Remove the url= at the beginning and leave the bracket. Remove the [url/] including brackets at the end

----------


## Stoners6

You the man captaind!

----------


## mud

[http://www.TickerFactory.com/]

----------


## JaJodi

It looks like you got it figured out! (and I haven't seen mine for a week or so)  :Smile:

----------


## rvrrunner

helped me out also

----------


## Marijane

Thank You!!! I gave up trying to get this to work!

----------


## Rambo

MUD....yours needs dates doesnt it??

----------


## mud

i put it in there but it didnt transfer,look at it this way,i can use it for next year too.

----------


## mud

test

----------


## mud

test again

----------


## mud

nothing worrks now,the heck with it

----------


## gregandkelly63

Finally found one I like!

----------


## Sam I Am

Gotta try mine!

----------


## mud

url]/ezt/d/4http://www.TickerFactory.com/][/url]
[/QUOTE]

----------


## mud

64 days lol

----------


## mud

test again

----------


## mud

test

----------


## mud

where the heck do you  post a signature?

----------


## captaind

> where the heck do you  post a signature?



Look in the upper right hand corner and you'll see a link called "settings". It's up there where the facebook link is.
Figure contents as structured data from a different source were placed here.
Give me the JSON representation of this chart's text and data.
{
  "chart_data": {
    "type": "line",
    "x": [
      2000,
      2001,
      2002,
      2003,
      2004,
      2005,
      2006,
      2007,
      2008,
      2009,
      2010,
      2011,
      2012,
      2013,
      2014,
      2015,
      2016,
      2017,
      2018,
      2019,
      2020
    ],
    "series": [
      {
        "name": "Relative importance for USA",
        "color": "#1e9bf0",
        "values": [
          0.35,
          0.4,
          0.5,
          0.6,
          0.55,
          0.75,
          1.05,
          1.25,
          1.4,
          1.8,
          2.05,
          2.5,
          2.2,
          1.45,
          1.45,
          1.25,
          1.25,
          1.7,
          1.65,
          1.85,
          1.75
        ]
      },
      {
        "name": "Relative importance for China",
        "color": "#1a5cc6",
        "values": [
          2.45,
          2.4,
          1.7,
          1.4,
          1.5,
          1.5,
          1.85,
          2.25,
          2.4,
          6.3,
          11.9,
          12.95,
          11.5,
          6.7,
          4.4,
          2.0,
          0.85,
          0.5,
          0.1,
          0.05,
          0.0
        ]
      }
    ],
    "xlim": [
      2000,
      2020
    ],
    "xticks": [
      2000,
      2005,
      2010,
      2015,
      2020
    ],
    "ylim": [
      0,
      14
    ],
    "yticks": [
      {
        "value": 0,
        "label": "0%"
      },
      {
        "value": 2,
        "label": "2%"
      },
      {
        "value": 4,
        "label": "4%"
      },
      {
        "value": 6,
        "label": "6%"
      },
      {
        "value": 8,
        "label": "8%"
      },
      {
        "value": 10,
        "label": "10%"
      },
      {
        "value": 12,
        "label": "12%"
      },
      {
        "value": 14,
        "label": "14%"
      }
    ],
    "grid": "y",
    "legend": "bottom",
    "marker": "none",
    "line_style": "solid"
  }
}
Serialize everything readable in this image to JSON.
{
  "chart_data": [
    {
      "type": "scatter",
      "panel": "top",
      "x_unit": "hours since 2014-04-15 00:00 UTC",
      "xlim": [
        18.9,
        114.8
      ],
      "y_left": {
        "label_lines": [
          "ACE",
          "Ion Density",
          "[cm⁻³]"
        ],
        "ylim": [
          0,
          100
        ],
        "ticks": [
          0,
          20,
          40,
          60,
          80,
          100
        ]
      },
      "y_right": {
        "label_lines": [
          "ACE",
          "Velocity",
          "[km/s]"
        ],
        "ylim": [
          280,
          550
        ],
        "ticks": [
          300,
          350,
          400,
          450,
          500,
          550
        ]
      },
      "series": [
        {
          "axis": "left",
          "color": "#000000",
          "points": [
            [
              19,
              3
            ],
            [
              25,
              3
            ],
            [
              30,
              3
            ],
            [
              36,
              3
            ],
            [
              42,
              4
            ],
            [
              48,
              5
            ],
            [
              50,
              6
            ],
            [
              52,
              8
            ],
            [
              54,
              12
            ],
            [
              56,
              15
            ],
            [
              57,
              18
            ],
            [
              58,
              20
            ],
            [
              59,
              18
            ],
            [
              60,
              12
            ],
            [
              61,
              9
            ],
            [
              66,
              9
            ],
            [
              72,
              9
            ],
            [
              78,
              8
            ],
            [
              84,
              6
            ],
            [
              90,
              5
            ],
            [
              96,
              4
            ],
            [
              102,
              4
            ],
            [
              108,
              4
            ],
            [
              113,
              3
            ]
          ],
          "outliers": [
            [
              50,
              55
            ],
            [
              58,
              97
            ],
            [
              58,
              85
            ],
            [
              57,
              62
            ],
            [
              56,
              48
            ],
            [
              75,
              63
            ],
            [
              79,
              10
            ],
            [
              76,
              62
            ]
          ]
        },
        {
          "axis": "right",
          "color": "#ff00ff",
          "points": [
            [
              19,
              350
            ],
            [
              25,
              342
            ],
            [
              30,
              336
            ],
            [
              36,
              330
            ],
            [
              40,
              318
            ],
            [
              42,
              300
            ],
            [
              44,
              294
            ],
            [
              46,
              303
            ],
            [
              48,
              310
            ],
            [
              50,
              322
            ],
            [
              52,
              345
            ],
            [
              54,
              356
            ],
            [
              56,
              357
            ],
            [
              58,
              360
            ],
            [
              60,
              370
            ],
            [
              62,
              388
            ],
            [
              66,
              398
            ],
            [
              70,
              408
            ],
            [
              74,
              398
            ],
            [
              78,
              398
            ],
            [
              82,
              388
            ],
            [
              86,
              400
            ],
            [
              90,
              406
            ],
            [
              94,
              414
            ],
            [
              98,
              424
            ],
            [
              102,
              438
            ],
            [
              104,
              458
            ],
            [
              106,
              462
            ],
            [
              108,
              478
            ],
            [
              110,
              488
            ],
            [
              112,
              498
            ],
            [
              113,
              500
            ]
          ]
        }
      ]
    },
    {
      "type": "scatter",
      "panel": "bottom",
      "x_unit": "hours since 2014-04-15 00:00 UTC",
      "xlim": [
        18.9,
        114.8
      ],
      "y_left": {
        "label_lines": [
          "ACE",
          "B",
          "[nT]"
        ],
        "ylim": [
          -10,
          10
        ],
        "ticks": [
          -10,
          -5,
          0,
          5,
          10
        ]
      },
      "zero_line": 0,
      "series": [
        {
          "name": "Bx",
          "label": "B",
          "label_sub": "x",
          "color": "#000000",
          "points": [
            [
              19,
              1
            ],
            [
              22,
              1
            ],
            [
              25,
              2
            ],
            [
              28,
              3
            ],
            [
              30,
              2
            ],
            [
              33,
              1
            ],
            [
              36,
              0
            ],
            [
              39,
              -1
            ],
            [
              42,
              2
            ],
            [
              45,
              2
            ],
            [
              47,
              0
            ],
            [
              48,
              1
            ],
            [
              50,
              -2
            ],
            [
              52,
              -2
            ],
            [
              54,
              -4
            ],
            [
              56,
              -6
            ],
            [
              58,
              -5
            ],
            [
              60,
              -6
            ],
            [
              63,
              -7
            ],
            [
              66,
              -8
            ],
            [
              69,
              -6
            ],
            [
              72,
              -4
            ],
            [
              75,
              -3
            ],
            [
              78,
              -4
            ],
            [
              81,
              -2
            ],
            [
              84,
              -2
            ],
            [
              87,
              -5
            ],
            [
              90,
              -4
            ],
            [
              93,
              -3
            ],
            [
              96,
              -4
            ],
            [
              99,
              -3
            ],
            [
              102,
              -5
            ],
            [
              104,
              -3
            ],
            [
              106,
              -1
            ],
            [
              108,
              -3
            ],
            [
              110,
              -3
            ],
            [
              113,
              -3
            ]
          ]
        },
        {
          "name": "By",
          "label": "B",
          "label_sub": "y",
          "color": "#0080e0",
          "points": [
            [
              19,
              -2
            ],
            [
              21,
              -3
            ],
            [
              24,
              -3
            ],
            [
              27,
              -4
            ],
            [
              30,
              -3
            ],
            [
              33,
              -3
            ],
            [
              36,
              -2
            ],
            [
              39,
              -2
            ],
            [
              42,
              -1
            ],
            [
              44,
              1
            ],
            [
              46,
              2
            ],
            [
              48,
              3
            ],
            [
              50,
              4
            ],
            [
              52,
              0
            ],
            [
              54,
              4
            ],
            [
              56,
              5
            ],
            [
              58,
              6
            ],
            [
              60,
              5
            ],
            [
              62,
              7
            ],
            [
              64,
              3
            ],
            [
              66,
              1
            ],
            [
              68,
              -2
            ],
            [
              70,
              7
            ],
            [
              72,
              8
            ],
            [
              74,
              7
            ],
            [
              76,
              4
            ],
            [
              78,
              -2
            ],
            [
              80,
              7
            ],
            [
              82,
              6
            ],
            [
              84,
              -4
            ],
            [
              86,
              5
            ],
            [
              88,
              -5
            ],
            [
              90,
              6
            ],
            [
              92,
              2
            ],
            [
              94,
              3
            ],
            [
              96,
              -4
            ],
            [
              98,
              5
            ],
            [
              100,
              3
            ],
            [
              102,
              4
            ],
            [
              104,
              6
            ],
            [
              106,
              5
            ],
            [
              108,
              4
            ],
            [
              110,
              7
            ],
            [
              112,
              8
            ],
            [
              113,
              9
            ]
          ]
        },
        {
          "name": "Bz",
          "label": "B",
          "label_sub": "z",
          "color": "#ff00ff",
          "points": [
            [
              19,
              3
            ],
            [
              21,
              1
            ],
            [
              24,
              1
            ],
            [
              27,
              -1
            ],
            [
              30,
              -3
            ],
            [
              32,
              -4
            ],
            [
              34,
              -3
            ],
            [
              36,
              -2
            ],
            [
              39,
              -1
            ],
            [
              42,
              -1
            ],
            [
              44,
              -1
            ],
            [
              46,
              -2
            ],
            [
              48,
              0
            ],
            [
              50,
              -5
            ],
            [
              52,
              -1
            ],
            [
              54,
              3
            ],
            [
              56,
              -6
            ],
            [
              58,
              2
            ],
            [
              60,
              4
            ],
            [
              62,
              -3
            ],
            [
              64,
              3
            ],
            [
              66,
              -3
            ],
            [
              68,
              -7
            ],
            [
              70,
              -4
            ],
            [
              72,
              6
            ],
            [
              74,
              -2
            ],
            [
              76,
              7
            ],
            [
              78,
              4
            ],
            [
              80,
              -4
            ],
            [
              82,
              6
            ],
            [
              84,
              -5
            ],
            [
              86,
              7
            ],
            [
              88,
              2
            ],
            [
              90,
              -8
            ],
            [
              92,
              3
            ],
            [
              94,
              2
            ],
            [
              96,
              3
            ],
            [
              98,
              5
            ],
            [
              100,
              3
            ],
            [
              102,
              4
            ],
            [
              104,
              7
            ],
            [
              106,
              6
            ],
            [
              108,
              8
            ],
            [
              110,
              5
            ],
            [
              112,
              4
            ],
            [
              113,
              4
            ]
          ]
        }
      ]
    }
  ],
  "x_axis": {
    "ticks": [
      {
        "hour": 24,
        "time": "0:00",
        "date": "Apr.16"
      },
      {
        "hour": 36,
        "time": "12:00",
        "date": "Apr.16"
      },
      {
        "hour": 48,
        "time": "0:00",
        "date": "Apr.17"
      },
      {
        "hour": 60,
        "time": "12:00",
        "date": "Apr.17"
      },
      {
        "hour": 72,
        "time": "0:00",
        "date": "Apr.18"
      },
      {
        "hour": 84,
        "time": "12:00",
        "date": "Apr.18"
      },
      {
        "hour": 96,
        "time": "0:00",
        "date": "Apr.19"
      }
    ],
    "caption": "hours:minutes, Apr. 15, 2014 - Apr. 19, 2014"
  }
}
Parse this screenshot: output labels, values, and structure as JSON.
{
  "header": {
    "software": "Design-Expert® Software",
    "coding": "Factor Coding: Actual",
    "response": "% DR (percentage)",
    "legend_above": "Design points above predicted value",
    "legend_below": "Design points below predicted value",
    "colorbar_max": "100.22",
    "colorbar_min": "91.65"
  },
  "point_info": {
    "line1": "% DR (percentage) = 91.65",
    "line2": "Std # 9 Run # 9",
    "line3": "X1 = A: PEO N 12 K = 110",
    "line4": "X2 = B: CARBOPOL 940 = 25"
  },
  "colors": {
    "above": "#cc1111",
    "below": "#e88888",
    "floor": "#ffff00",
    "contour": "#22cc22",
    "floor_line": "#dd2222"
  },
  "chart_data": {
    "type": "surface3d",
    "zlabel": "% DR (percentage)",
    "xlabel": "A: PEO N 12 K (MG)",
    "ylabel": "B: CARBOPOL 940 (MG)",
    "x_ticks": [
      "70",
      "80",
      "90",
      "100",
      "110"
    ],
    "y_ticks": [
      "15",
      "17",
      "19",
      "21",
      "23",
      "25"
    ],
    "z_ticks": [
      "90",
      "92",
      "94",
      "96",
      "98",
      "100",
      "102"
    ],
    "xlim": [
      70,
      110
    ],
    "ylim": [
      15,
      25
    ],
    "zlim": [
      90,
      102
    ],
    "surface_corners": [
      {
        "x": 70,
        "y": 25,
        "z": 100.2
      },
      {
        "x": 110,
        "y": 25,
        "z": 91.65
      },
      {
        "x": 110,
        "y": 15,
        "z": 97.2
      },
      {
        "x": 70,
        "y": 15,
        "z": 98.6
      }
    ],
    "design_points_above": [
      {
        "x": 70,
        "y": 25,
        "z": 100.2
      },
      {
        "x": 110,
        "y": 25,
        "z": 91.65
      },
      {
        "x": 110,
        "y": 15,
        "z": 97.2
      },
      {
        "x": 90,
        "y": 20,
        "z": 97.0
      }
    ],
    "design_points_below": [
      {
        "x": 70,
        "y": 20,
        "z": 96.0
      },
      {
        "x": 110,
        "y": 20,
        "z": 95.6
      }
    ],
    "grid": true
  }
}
Go in there and you'll find a link to a screen where you can enter your signature

----------


## Bella Bea

Ok so I had to try a new ticker too!  Just to see how it looks!! and to see how many days I have left!!! I packed all my bathing suits  :Cool:

----------


## mud

test, last try.if this dont work i just wont have one.this is embarrising.i cant even figure this out

----------


## mud

thats it know more

----------


## mud

test

----------


## marley9808

just remove the http://www.tickerfactory.com/] and then add the [img] in front of http://tickers.tickerfactory.com........ and you will be all set

----------


## mud

test

----------


## mud

took 14 times to get it right.has to be a record(thanks cap.your the best)i owe you a beer or 14

----------


## captaind

No problem.

I think I'll save the email to send to anybody else who may need it.

----------


## love2travelchic

I love it! as there's no good posting without the Ticker! lol

----------


## Rambo

Yea...Mud!

----------


## rvrrunner

Ya Mon under a month!

----------


## Daydreamer

*FINALLY* under a month - can't wait !!! 
Aaahhh .....

----------


## Bob-n-Sandra



----------


## yetta

I feel ya!!! The countdown is definitely on............and seeing the Trip Ticker....just makes it that much better!!! Soon come and cannot wait!

----------


## meinvancouver

see if it works  :Smile:

----------


## choptop

Test

----------


## choptop

[url=http://www.TickerFactory.com/]

[/url

----------


## LeeLee

test

----------


## Daydreamer

Test

----------